Book value per share increased to $379.46 at December 31, 2010 from $369.80 at December 31, 2009, an increase of 5.3% (adjusted for the $10 per share common dividend paid in the first quarter of 2010). In the 2010 fourth quarter, Fairfax had a net loss of $364.6 million ($18.43 per diluted share) compared to net earnings of $79.4 million in the fourth quarter of 2009 ($1.65 per diluted share). The loss arose primarily from higher net mark to market investment losses in the fourth quarter of 2010 (net losses on investments of $683.9 million compared to $30.3 million in the fourth quarter of 2009), partially offset by the higher corporate income tax recovery in the fourth quarter of 2010.

“After an outstanding three years during which our book value per share went up by more than 146%, our book value per share increased by only 5% in 2010 to $379 per share,” said Prem Watsa, Chairman and CEO of Fairfax. “Our muted increase in book value in 2010 reflected mark to market losses in our bond portfolios particularly our muni bonds, primarily as a result of an increase in interest rates, together with the elimination of significant gains in our common stock portfolios due to our decision to hedge those stock portfolios. We remain comfortable with the safety and total return potential of our bond holdings which consist primarily of high quality municipals (predominantly guaranteed by Berkshire Hathaway) and government securities which we plan to hold for the long term. Our excess capital generated over the last few years permitted Fairfax to acquire five companies: Zenith National Insurance, First Mercury (closed on February 9, 2011), Pacific Insurance Berhad, Malaysia (expected to close in the first quarter of 2011), a 41% interest in Gulf Insurance and General Fidelity Insurance (a runoff company). Our company continues to be soundly financed and we ended the year with $1.5 billion of cash and marketable securities at the holding company level.

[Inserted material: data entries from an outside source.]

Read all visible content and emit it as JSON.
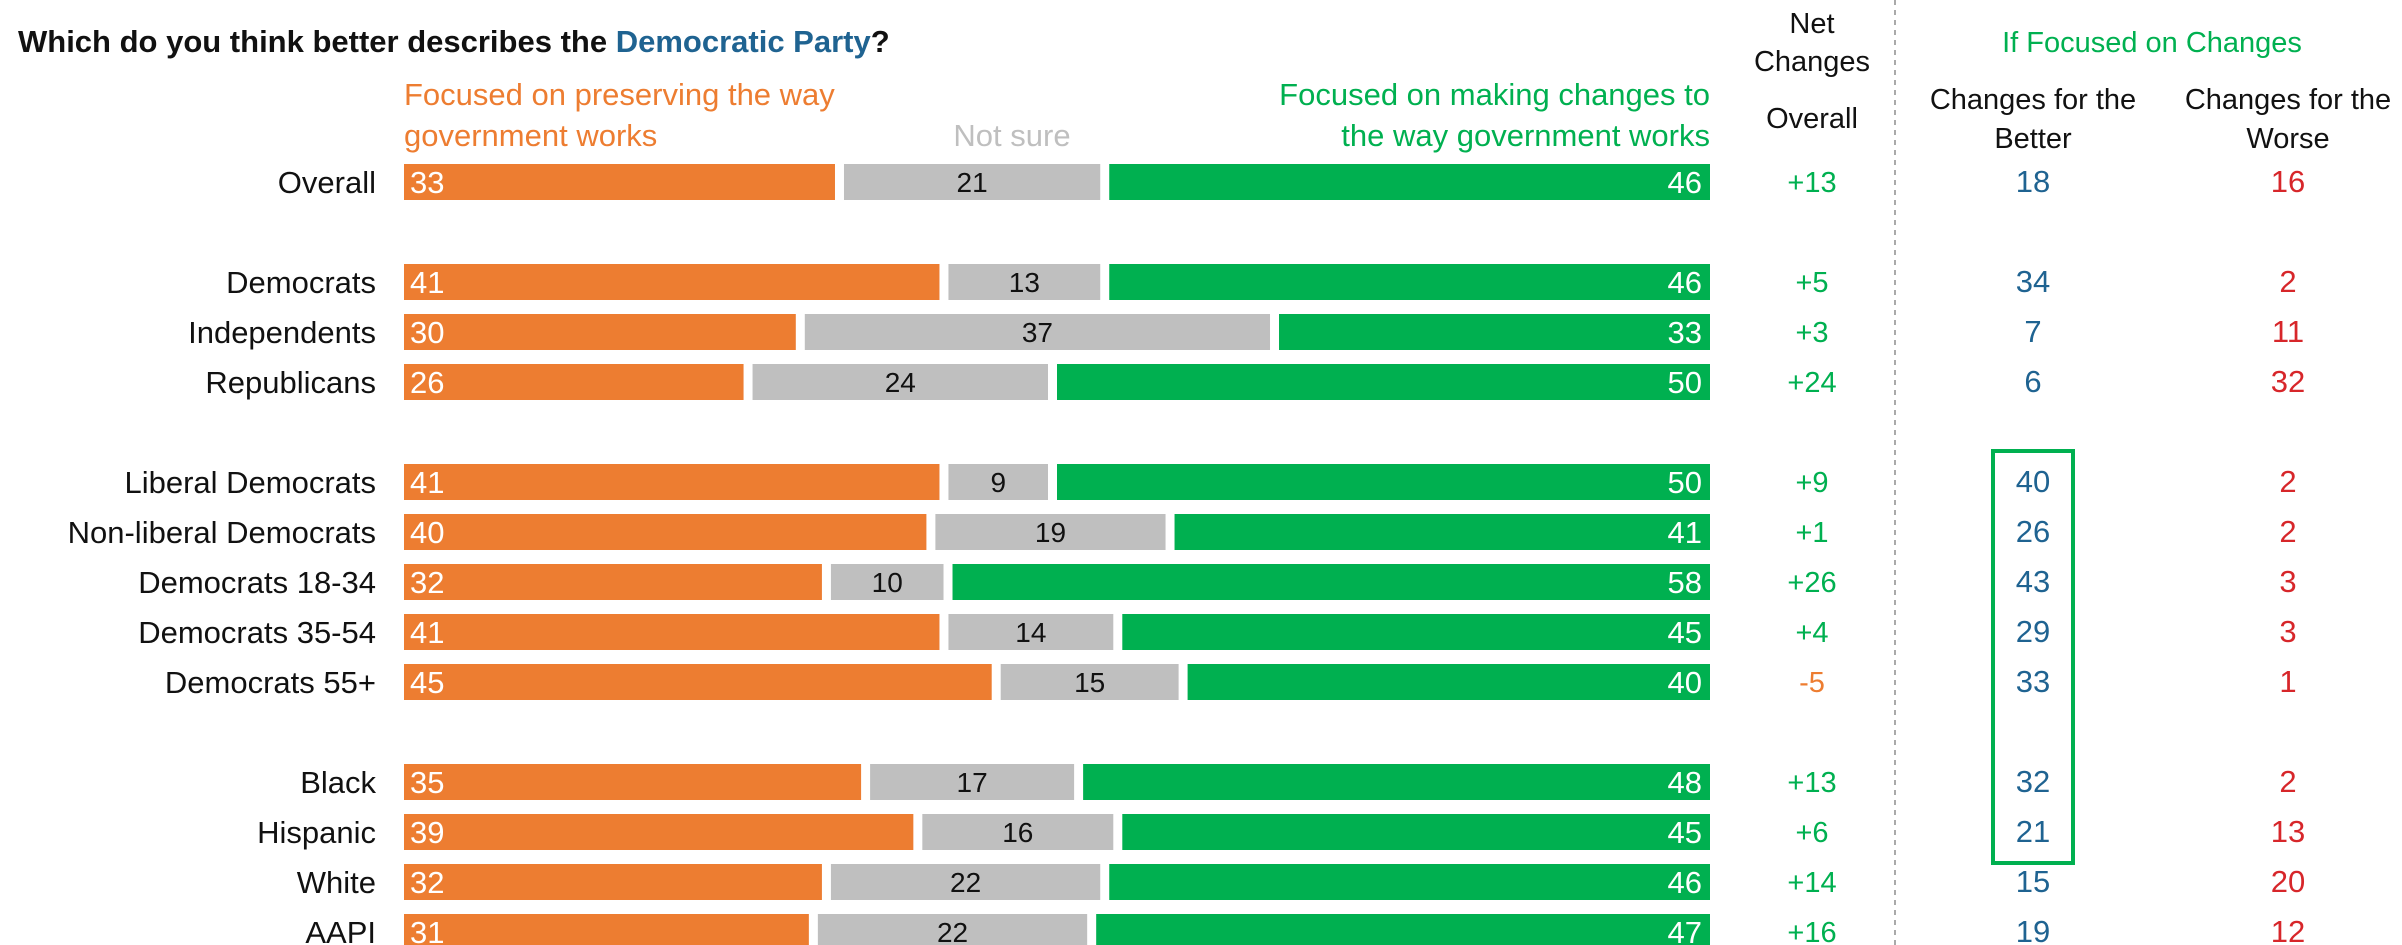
{
  "title": {
    "prefix": "Which do you think better describes the ",
    "party": "Democratic Party",
    "suffix": "?"
  },
  "headers": {
    "preserving": [
      "Focused on preserving the way",
      "government works"
    ],
    "not_sure": "Not sure",
    "changes": [
      "Focused on making changes to",
      "the way government works"
    ],
    "net": [
      "Net",
      "Changes"
    ],
    "net_sub": "Overall",
    "if_focused": "If Focused on Changes",
    "better": [
      "Changes for the",
      "Better"
    ],
    "worse": [
      "Changes for the",
      "Worse"
    ]
  },
  "colors": {
    "preserving": "#ED7D31",
    "not_sure": "#BFBFBF",
    "changes": "#00B050",
    "party": "#1F6391",
    "better": "#1F6391",
    "worse": "#D7262A",
    "negative_net": "#ED7D31"
  },
  "chart_data": {
    "type": "bar",
    "orientation": "horizontal",
    "stacked": true,
    "categories": [
      "Overall",
      "Democrats",
      "Independents",
      "Republicans",
      "Liberal Democrats",
      "Non-liberal Democrats",
      "Democrats 18-34",
      "Democrats 35-54",
      "Democrats 55+",
      "Black",
      "Hispanic",
      "White",
      "AAPI"
    ],
    "groups": [
      0,
      1,
      1,
      1,
      2,
      2,
      2,
      2,
      2,
      3,
      3,
      3,
      3
    ],
    "series": [
      {
        "name": "Focused on preserving the way government works",
        "values": [
          33,
          41,
          30,
          26,
          41,
          40,
          32,
          41,
          45,
          35,
          39,
          32,
          31
        ]
      },
      {
        "name": "Not sure",
        "values": [
          21,
          13,
          37,
          24,
          9,
          19,
          10,
          14,
          15,
          17,
          16,
          22,
          22
        ]
      },
      {
        "name": "Focused on making changes to the way government works",
        "values": [
          46,
          46,
          33,
          50,
          50,
          41,
          58,
          45,
          40,
          48,
          45,
          46,
          47
        ]
      }
    ],
    "net_changes": [
      "+13",
      "+5",
      "+3",
      "+24",
      "+9",
      "+1",
      "+26",
      "+4",
      "-5",
      "+13",
      "+6",
      "+14",
      "+16"
    ],
    "changes_for_better": [
      18,
      34,
      7,
      6,
      40,
      26,
      43,
      29,
      33,
      32,
      21,
      15,
      19
    ],
    "changes_for_worse": [
      16,
      2,
      11,
      32,
      2,
      2,
      3,
      3,
      1,
      2,
      13,
      20,
      12
    ],
    "highlighted_better_rows": [
      4,
      10
    ],
    "xlim": [
      0,
      100
    ],
    "grid": false
  }
}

The press release also disclosed that company is significantly hedged on for its equity investment:
Fairfax holds significant investments in equities and equity-related securities. In response to the significant appreciation in equity market valuations during 2009 and 2010 and uncertainty in the economy, the company continued hedging its equity investment exposure by entering into total return swaps referenced to the Russell 2000 index (at an average Russell 2000 index value of 646.5) in addition to its existing swap contracts referenced to the S&P 500 index (at an average S&P 500 index value of 1,062.52). At December 31, 2010, these hedges represented 88.8% of the company’s equity and equity related holdings. The market value and the liquidity of these investments are volatile and may vary dramatically either up or down in short periods, and their ultimate value will therefore only be known over the long term.